Ainsi, si la parité est à présent atteinte dans les filières de sciences expérimentales au Lycée (filière où se retrouvent 27 % des filles contre 20 % des garçons), il n’en est pas de même dans les filières techniques où les filles sont minoritaires (environ 5 % de la population féminine contre 25 % de la population masculine des élèves) et la filière mathématique (environ 15 % de la population féminine contre 26 % de la population masculine). Ainsi, l’orientation des filles, minoritaires dans les séries de baccalauréats les plus valorisées, limite les choix d’études et de carrière. Ceci a en effet un impact sur l’orientation des étudiantes dans l’enseignement supérieur où on retrouve la même tendance. En effet, à l’université, bien que plus de 55 % des étudiants soient des étudiantes, les filles représentent 68 % des étudiants en Lettres et Sciences humaines et uniquement 29,7 % de ceux en sciences techniques. En outre, elles sont également sous représentées dans d’autres filières scientifiques (physique, mathématiques..) car, malgré leur taux supérieur au Lycée en section sciences expérimentales, beaucoup de ces jeunes filles vont ensuite étudier les sciences médicales et les sciences de la vie (les étudiantes représentent plus de 60 % des effectifs totaux des étudiants en sciences médicales et biologiques).

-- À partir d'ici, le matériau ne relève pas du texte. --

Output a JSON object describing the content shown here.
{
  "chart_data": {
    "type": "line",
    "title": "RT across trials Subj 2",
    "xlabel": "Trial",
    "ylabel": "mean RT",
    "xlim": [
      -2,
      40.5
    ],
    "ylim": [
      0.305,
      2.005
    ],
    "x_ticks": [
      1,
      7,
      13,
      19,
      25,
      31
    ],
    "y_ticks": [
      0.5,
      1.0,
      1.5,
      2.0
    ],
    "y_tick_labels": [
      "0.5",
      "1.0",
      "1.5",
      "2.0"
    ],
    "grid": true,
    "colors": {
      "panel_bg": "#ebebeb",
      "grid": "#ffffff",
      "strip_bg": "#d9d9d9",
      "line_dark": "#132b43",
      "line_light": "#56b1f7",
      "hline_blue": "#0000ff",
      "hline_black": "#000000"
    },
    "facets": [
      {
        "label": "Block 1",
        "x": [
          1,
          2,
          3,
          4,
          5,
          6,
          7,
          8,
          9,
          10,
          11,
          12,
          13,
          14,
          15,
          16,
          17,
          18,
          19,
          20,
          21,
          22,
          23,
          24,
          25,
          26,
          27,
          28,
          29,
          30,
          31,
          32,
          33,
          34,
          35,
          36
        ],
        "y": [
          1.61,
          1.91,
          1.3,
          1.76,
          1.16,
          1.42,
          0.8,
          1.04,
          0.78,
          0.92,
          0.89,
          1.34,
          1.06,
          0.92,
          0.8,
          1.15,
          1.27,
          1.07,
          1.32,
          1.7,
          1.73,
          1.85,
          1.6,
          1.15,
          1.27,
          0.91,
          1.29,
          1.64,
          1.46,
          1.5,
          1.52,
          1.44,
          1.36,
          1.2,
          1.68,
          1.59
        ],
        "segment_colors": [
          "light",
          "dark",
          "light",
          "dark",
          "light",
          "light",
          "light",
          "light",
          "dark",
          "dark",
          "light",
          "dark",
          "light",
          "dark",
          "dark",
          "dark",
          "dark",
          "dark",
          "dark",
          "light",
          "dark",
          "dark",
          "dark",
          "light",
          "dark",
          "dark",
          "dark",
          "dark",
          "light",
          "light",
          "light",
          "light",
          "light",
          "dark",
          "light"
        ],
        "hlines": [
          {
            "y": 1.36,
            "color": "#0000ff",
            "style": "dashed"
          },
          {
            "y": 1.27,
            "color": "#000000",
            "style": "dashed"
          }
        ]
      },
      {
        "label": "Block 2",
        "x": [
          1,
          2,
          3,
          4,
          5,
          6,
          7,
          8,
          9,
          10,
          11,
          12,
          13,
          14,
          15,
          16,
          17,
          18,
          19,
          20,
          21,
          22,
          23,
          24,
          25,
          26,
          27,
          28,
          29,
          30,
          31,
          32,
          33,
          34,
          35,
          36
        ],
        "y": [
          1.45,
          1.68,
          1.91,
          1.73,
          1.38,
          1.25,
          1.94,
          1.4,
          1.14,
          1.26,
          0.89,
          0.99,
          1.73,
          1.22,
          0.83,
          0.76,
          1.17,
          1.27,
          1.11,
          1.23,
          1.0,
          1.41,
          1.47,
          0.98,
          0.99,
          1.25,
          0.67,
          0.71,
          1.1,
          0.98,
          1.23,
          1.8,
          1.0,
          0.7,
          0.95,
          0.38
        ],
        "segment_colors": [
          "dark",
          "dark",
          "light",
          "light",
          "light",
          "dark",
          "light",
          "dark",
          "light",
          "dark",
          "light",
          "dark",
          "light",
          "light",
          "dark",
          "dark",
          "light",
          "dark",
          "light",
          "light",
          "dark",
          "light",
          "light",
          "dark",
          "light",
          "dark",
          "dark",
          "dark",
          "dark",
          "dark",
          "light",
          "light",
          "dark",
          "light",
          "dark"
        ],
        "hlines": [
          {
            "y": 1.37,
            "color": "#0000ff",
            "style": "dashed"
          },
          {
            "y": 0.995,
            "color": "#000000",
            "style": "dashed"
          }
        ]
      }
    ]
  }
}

Il ressort de l’ensemble de l’analyse que la présence, dans les filières scientifiques, des femmes s’est incontestablement améliorée ces dernières années. Plus de jeunes filles étudient donc les sciences. Toutefois, leur nombre varie considérablement d’une filière à l’autre, les pourcentages les plus élevés étant enregistrés en sciences expérimentales, dans l’enseignement secondaire et en Médecine et en sciences de la vie, dans l’enseignement supérieur.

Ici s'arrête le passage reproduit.